Dalam pertemuan tersebut, pengurus FK3T-SP.KKA juga menyampaikan ucapan terima kasih kepada pimpinan FISIP Universitas Almuslim beserta seluruh dosen dan mahasiswa yang telah memberikan dukungan terhadap kegiatan tersebut. Menurut mereka, keterlibatan perguruan tinggi memiliki peran penting dalam menjaga memori kolektif masyarakat, memperkuat nilai-nilai kemanusiaan, serta menumbuhkan kepedulian generasi muda terhadap sejarah.
Selain penyerahan sertifikat penghargaan, pertemuan berlangsung dalam suasana hangat dan penuh kekeluargaan. Kedua belah pihak membahas berbagai peluang kolaborasi sebagai langkah awal penjajakan Memorandum of Agreement (MoA) antara FK3T-SP.KKA dan FISIP Universitas Almuslim. Kerja sama tersebut diarahkan pada pengembangan kegiatan pendidikan, penelitian, pengabdian kepada masyarakat, seminar, diskusi ilmiah, serta kajian mengenai sejarah, hak asasi manusia, perdamaian, dan kemanusiaan.
Pengurus FK3T-SP.KKA juga menyampaikan kesiapan untuk mendukung berbagai aktivitas akademik di lingkungan FISIP Universitas Almuslim. Dukungan tersebut meliputi kesediaan menjadi narasumber dalam seminar dan kuliah umum, memberikan informasi serta dokumentasi kepada mahasiswa yang melakukan penelitian, hingga mendampingi mahasiswa yang ingin mengangkat Tragedi Simpang KKA, penyelesaian konflik, rekonsiliasi, perdamaian, maupun hak asasi manusia sebagai tema skripsi dan penelitian ilmiah.

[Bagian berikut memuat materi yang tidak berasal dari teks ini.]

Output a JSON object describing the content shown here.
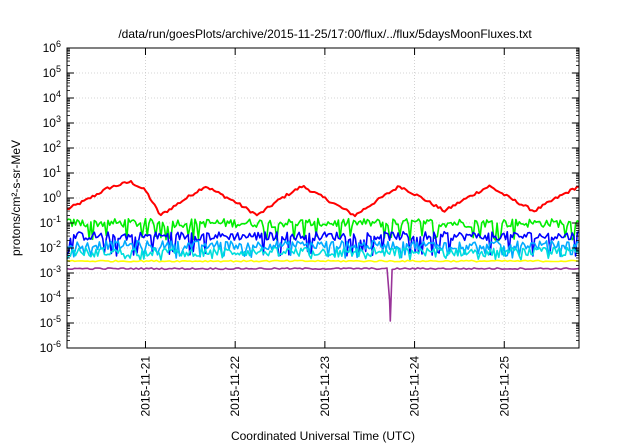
{
  "chart_data": {
    "type": "line",
    "title": "/data/run/goesPlots/archive/2015-11-25/17:00/flux/../flux/5daysMoonFluxes.txt",
    "xlabel": "Coordinated Universal Time (UTC)",
    "ylabel": "protons/cm²-s-sr-MeV",
    "yscale": "log",
    "ylim": [
      1e-06,
      1000000.0
    ],
    "xlim": [
      "2015-11-20T03:00",
      "2015-11-25T20:00"
    ],
    "x_ticks": [
      "2015-11-21",
      "2015-11-22",
      "2015-11-23",
      "2015-11-24",
      "2015-11-25"
    ],
    "y_ticks": [
      {
        "base": "10",
        "exp": "-6"
      },
      {
        "base": "10",
        "exp": "-5"
      },
      {
        "base": "10",
        "exp": "-4"
      },
      {
        "base": "10",
        "exp": "-3"
      },
      {
        "base": "10",
        "exp": "-2"
      },
      {
        "base": "10",
        "exp": "-1"
      },
      {
        "base": "10",
        "exp": "0"
      },
      {
        "base": "10",
        "exp": "1"
      },
      {
        "base": "10",
        "exp": "2"
      },
      {
        "base": "10",
        "exp": "3"
      },
      {
        "base": "10",
        "exp": "4"
      },
      {
        "base": "10",
        "exp": "5"
      },
      {
        "base": "10",
        "exp": "6"
      }
    ],
    "grid": true,
    "legend": "none",
    "series": [
      {
        "color": "#ff0000",
        "x": [
          "2015-11-20T03:00",
          "2015-11-20T08:00",
          "2015-11-20T14:00",
          "2015-11-20T20:00",
          "2015-11-21T00:00",
          "2015-11-21T04:00",
          "2015-11-21T10:00",
          "2015-11-21T16:00",
          "2015-11-22T00:00",
          "2015-11-22T06:00",
          "2015-11-22T12:00",
          "2015-11-22T18:00",
          "2015-11-23T01:00",
          "2015-11-23T08:00",
          "2015-11-23T14:00",
          "2015-11-23T20:00",
          "2015-11-24T02:00",
          "2015-11-24T08:00",
          "2015-11-24T14:00",
          "2015-11-24T20:00",
          "2015-11-25T02:00",
          "2015-11-25T08:00",
          "2015-11-25T14:00",
          "2015-11-25T20:00"
        ],
        "y": [
          0.35,
          0.8,
          2.5,
          4.5,
          2.0,
          0.2,
          0.8,
          3.0,
          0.7,
          0.2,
          0.9,
          3.0,
          0.8,
          0.2,
          0.8,
          3.0,
          1.0,
          0.3,
          1.0,
          3.0,
          0.9,
          0.3,
          1.0,
          3.0
        ]
      },
      {
        "color": "#00ee00",
        "x": [
          "2015-11-20T03:00",
          "2015-11-25T20:00"
        ],
        "y": [
          0.1,
          0.1
        ],
        "spiky": true,
        "spike_low": 0.025
      },
      {
        "color": "#0000ff",
        "x": [
          "2015-11-20T03:00",
          "2015-11-25T20:00"
        ],
        "y": [
          0.03,
          0.03
        ],
        "spiky": true,
        "spike_low": 0.006
      },
      {
        "color": "#00aaff",
        "x": [
          "2015-11-20T03:00",
          "2015-11-25T20:00"
        ],
        "y": [
          0.013,
          0.013
        ],
        "spiky": true,
        "spike_low": 0.005
      },
      {
        "color": "#00dddd",
        "x": [
          "2015-11-20T03:00",
          "2015-11-25T20:00"
        ],
        "y": [
          0.007,
          0.007
        ],
        "spiky": true,
        "spike_low": 0.004
      },
      {
        "color": "#ffff00",
        "x": [
          "2015-11-20T03:00",
          "2015-11-25T20:00"
        ],
        "y": [
          0.003,
          0.003
        ],
        "spiky": false
      },
      {
        "color": "#993399",
        "x": [
          "2015-11-20T03:00",
          "2015-11-23T17:00",
          "2015-11-23T17:30",
          "2015-11-23T18:00",
          "2015-11-25T20:00"
        ],
        "y": [
          0.0015,
          0.0015,
          1.2e-05,
          0.0015,
          0.0015
        ],
        "spiky": false
      }
    ]
  }
}
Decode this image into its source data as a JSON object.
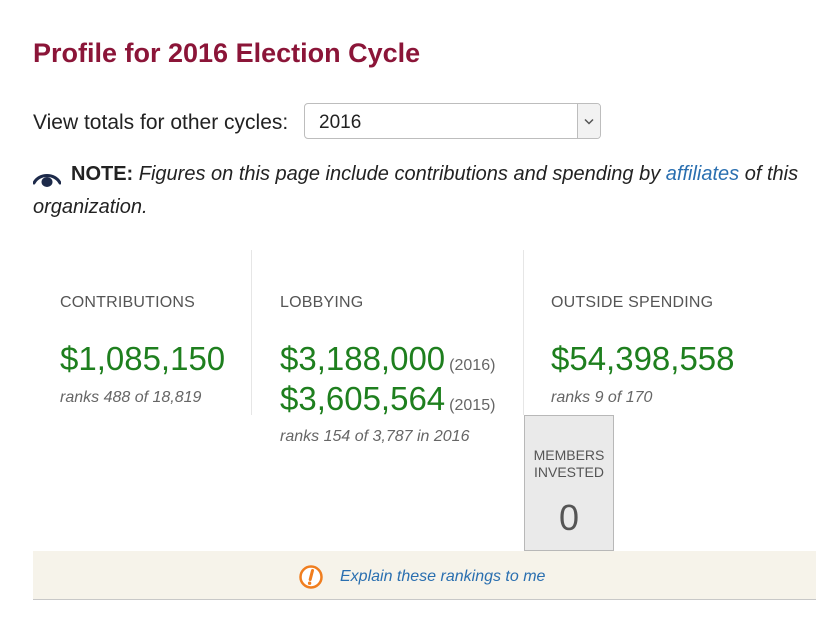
{
  "page": {
    "title": "Profile for 2016 Election Cycle"
  },
  "cycles": {
    "label": "View totals for other cycles:",
    "selected": "2016"
  },
  "note": {
    "label": "NOTE:",
    "text_before": " Figures on this page include contributions and spending by ",
    "link": "affiliates",
    "text_after": " of this organization."
  },
  "stats": {
    "contributions": {
      "label": "CONTRIBUTIONS",
      "amount": "$1,085,150",
      "rank": "ranks 488 of 18,819"
    },
    "lobbying": {
      "label": "LOBBYING",
      "amount_1": "$3,188,000",
      "year_1": "(2016)",
      "amount_2": "$3,605,564",
      "year_2": "(2015)",
      "rank": "ranks 154 of 3,787 in 2016"
    },
    "outside_spending": {
      "label": "OUTSIDE SPENDING",
      "amount": "$54,398,558",
      "rank": "ranks 9 of 170"
    },
    "members_invested": {
      "label_line1": "MEMBERS",
      "label_line2": "INVESTED",
      "value": "0"
    }
  },
  "explain": {
    "link": "Explain these rankings to me"
  },
  "colors": {
    "title": "#8b1538",
    "amount": "#1e7f1e",
    "link": "#2a6fb0",
    "warn": "#f07e1f"
  }
}
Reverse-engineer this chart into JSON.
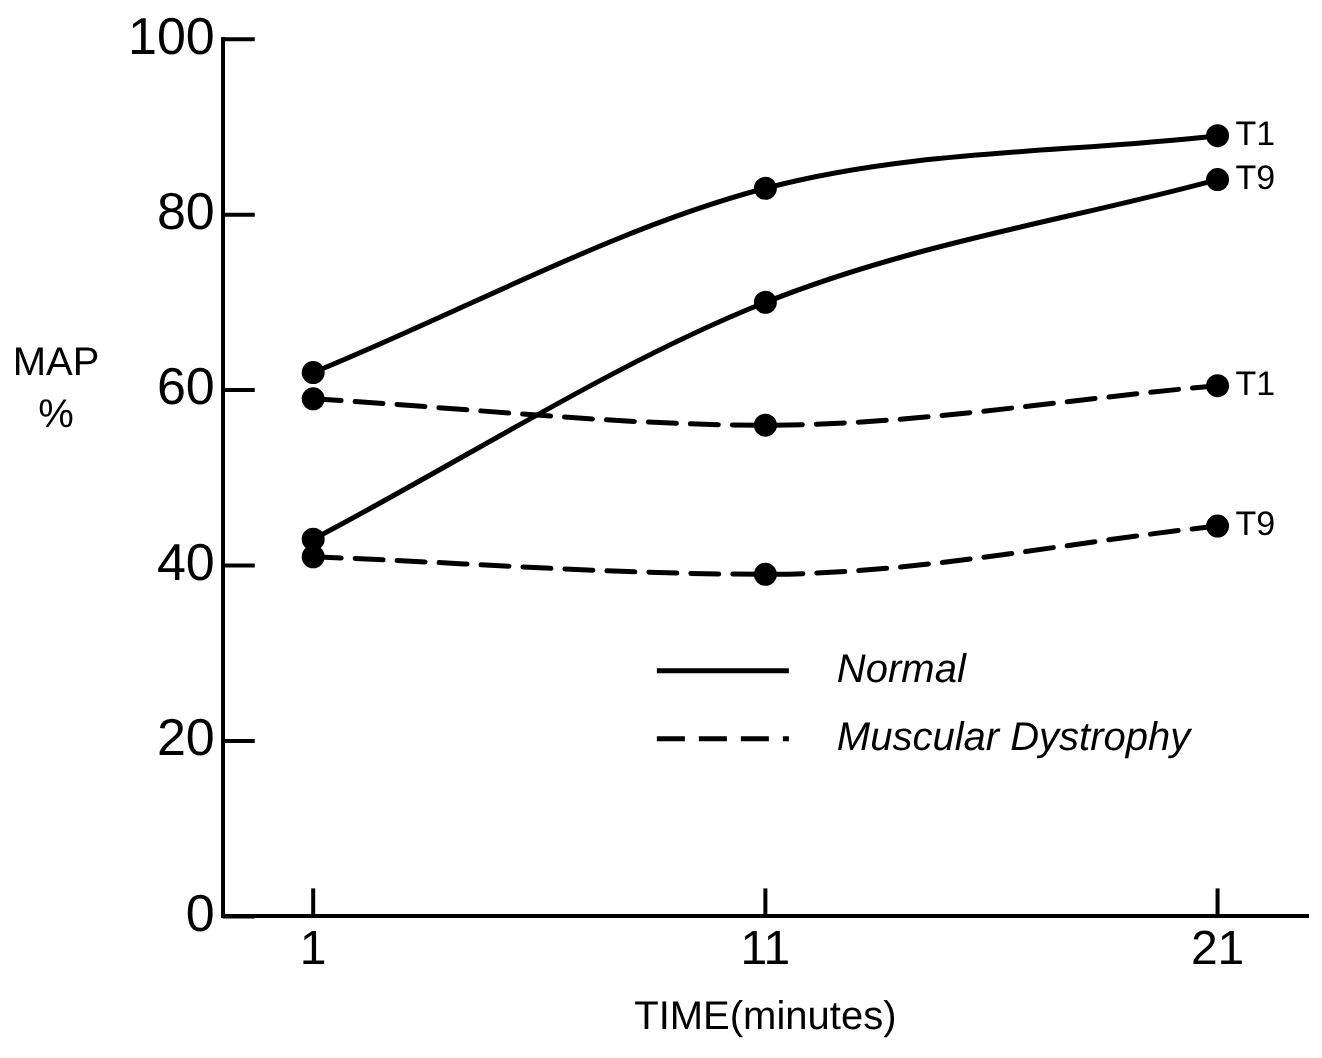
{
  "chart_data": {
    "type": "line",
    "xlabel": "TIME(minutes)",
    "ylabel": "MAP %",
    "xlim": [
      -1,
      23
    ],
    "xticks": [
      1,
      11,
      21
    ],
    "ylim": [
      0,
      100
    ],
    "yticks": [
      0,
      20,
      40,
      60,
      80,
      100
    ],
    "grid": false,
    "legend": "right",
    "marker": "circle",
    "series": [
      {
        "name": "T1",
        "color": "#000000",
        "line_style": "solid",
        "x": [
          1,
          11,
          21
        ],
        "values": [
          62,
          83,
          89
        ]
      },
      {
        "name": "T9",
        "color": "#000000",
        "line_style": "solid",
        "x": [
          1,
          11,
          21
        ],
        "values": [
          43,
          70,
          84
        ]
      },
      {
        "name": "T1",
        "color": "#000000",
        "line_style": "dashed",
        "x": [
          1,
          11,
          21
        ],
        "values": [
          59,
          56,
          60.5
        ]
      },
      {
        "name": "T9",
        "color": "#000000",
        "line_style": "dashed",
        "x": [
          1,
          11,
          21
        ],
        "values": [
          41,
          39,
          44.5
        ]
      }
    ],
    "annotations": [
      "Normal",
      "Muscular Dystrophy"
    ]
  }
}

Selain itu, FK3T-SP.KKA mendorong mahasiswa untuk menghasilkan berbagai karya ilmiah maupun karya kreatif, seperti puisi, esai, artikel ilmiah, opini, dan karya sastra lainnya yang mengangkat nilai-nilai kemanusiaan serta refleksi sejarah. Inisiatif tersebut diharapkan dapat menjadi media edukasi sekaligus upaya menjaga memori kolektif bagi generasi muda.
Menutup pertemuan, kedua belah pihak berharap penjajakan kerja sama ini dapat segera ditindaklanjuti melalui penandatanganan Memorandum of Agreement (MoA) sebagai dasar pelaksanaan berbagai program kolaboratif. Sinergi antara FISIP Universitas Almuslim dan FK3T-SP.KKA diharapkan mampu memperkuat implementasi Tri Dharma Perguruan Tinggi, sekaligus memberikan kontribusi nyata dalam pengembangan pendidikan, penelitian, pengabdian kepada masyarakat, serta pelestarian nilai-nilai sejarah dan kemanusiaan.